What about the Fed side of things? Here, according to UBS there will be nothing of market-moving either, and as the bank’s economist Seth Carpenter writes “Don’t expect news at Jackson Hole. Chair Yellen has told us what she wants to about normalization, for now. Financial stability matters, but it isn’t new” and as such it will be “nothing to skip lunch over.” Carpenter elaborates that “the annual Jackson Hole Symposium features Chair Yellen on Friday speaking on “Financial Stability.” The conference has in recent years been a venue for big news in monetary policy, but this time around it is likely to be undramatic. We expect the Chair’s speech to keep to well-trod financial stability topics—some excesses may exist, but the system is safe—and eschew discussion of potential near-term policy actions.”

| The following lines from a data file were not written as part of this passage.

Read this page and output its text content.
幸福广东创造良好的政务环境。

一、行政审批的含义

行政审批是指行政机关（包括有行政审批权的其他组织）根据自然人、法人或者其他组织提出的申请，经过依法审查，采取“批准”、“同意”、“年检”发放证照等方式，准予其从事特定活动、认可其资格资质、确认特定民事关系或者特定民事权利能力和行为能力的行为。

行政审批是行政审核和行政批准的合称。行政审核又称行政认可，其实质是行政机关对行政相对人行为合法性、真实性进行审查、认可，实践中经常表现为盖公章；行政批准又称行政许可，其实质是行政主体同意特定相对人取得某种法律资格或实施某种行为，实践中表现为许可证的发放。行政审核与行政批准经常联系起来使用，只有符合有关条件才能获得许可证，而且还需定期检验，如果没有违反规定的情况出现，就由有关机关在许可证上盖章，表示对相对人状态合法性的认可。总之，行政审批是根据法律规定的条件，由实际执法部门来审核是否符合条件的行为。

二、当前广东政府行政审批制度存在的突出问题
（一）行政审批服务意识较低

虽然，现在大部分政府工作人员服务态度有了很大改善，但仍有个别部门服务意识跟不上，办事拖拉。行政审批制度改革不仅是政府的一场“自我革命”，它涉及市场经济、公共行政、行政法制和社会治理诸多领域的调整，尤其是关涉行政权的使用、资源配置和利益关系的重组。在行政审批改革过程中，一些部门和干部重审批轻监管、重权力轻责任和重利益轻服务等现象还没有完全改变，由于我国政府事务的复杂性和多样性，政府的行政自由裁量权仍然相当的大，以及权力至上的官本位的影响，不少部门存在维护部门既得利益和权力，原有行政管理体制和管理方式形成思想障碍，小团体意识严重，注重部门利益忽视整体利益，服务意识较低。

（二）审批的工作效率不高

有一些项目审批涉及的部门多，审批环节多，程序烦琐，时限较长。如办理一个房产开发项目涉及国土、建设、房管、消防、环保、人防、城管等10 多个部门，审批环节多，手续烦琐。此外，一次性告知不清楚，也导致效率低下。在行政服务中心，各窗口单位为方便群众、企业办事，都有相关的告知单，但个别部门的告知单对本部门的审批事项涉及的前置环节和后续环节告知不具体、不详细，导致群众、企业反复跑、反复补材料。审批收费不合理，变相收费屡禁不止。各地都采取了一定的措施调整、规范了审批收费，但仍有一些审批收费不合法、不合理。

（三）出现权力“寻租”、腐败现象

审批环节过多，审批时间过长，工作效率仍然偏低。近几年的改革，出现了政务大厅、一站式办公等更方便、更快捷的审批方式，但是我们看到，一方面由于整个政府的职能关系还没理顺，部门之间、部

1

Deutsche Bank is a little less sanguine:
Our Fixed Income Strategists now actually think that the Fed could be more important at Jackson Hole. The running theme of this year’s symposium is “Fostering a Dynamic Global Economy” and the full line up of speakers and presentations will be released at 4PM EST on Thursday. Mrs Yellen will be speaking Friday morning at 10AM EST on financial stability. Our strategists noted that in the US there is a tension between softer inflation and easy financial conditions and given the topic of Yellen’s speech is ‘financial stability’ she may lean towards prioritising one side or the other. Overall the market will probably be most sensitive as to whether a December hike is more or less likely after her comments. The imminent halting of reinvestment seems to be considered a fine deal.”
But why is UBS convinced that Friday’s events (a full logisitcal breakdown is below) will be a snooze fest? Here is the explanation”
The FOMC has told us what they want us to know on monetary policy
The FOMC has increased its communication and transparency about the normalization of its balance sheet. The big news is out. The outlook for rate hikes, Chair Yellen and the FOMC have told us, depends on the realized and expected path of inflation. Some technical details about implementation remain to be disclosed, but Jackson Hole would not be the venue. The FOMC has also been clear that they will put off decisions on the terminal size of the balance sheet until after implementation has begun.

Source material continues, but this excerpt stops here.